Spillover Hydrogen Boosts Nitroarene Hydrogenation to Industrial Activity with Ppm-Level Platinum Single Atoms.

The application of noble single-atom catalysts (SACs) at trace loadings is constrained by a low space-time yield, presenting a formidable challenge in elevating the activity of SACs to be comparable to industrial catalysts in nitroarene hydrogenation. In this study, the spillover hydrogen from a carbon-coated nickel support (Ni@C) coupled with 300 ppm platinum results in a 25.7-fold enhancement in turnover frequency (TOF, 44.1 s^-1), thereby achieving a space-time yield equivalent to 1 wt.% Pd/C industrial hydrogenation catalyst. Remarkably, the Pt₁/Ni@C catalyst preserves excellent stability under rigorous conditions, including acidic, basic, and oxidative environments.
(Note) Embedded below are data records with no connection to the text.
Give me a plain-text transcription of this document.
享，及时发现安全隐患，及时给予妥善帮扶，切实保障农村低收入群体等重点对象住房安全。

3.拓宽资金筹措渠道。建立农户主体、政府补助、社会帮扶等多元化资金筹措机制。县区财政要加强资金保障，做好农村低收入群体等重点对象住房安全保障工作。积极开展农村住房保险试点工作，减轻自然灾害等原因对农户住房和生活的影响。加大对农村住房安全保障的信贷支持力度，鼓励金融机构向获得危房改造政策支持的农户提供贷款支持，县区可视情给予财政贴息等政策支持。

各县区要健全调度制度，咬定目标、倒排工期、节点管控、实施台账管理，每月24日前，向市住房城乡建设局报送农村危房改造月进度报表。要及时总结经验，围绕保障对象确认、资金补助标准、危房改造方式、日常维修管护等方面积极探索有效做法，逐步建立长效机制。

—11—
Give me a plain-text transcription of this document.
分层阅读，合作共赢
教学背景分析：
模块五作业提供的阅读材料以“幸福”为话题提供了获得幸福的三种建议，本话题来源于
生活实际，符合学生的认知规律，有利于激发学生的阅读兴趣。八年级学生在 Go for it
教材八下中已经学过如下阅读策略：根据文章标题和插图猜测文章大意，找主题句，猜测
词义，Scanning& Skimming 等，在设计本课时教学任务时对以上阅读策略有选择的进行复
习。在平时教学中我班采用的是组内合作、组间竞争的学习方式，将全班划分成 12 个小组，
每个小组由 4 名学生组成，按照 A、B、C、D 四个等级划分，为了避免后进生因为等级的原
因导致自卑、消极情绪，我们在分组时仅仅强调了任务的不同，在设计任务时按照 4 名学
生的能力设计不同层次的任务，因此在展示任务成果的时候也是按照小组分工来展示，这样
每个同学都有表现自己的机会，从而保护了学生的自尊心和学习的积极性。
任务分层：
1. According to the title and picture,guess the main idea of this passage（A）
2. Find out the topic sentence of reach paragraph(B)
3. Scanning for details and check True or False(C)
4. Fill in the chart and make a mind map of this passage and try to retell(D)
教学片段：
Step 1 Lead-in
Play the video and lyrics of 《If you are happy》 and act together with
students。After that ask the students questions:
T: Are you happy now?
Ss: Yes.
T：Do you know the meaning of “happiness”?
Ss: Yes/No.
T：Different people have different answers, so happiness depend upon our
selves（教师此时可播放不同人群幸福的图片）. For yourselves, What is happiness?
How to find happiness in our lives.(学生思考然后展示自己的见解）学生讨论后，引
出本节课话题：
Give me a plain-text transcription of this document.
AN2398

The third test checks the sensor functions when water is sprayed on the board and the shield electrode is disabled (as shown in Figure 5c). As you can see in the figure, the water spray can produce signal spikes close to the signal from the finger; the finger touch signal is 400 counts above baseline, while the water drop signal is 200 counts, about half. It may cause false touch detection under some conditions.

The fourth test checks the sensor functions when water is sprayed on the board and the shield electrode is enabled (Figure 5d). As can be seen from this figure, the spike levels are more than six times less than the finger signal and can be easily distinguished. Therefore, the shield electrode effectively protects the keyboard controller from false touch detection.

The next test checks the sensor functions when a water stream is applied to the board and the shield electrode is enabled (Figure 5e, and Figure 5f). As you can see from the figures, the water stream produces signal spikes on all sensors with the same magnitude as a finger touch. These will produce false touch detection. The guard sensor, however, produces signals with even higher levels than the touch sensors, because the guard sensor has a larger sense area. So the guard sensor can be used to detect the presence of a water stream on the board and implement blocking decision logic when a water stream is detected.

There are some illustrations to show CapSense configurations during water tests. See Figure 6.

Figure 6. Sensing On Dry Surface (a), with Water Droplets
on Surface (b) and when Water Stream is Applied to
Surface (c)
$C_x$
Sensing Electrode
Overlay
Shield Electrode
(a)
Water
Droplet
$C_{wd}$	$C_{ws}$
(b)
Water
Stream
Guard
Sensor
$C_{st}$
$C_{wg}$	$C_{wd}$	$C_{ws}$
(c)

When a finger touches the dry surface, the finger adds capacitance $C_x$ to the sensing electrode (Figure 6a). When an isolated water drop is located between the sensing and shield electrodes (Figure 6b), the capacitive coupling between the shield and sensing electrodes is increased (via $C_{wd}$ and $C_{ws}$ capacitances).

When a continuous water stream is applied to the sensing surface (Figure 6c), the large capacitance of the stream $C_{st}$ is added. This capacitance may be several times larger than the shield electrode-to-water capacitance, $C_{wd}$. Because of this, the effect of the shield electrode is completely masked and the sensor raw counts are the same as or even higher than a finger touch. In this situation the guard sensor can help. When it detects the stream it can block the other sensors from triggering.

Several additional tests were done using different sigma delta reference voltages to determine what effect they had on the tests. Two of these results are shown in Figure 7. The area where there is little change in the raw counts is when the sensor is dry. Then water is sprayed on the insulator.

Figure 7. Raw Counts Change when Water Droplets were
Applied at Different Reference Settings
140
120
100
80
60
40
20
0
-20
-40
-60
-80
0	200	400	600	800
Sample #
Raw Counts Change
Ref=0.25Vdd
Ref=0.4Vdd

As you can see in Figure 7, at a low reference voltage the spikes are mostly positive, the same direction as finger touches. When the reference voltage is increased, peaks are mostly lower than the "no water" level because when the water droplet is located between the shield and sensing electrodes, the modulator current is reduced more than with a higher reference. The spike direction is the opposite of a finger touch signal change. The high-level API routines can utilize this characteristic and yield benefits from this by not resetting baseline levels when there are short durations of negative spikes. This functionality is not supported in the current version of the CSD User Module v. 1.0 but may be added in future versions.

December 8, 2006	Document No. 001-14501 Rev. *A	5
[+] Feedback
Density functional theory (DFT) calculations reveal that spillover hydrogen effectively reduces the hydrogenation energy barrier, with the energy barrier height inversely correlated to the density of adsorbed spillover hydrogen on Pt single atom. Extrapolating the enhanced hydrogenation effect to other SACs and nitroarene substrates shows that spillover hydrogen can either promote or inhibit hydrogenation processes. The density of adsorbed spillover hydrogen serves as a predictive descriptor for discerning the direction of the synergistic effect in single-atom catalyzed hydrogenation. This study provides insightful guidance for the rational design of more efficient and industrially viable SACs exploiting hydrogen spillover.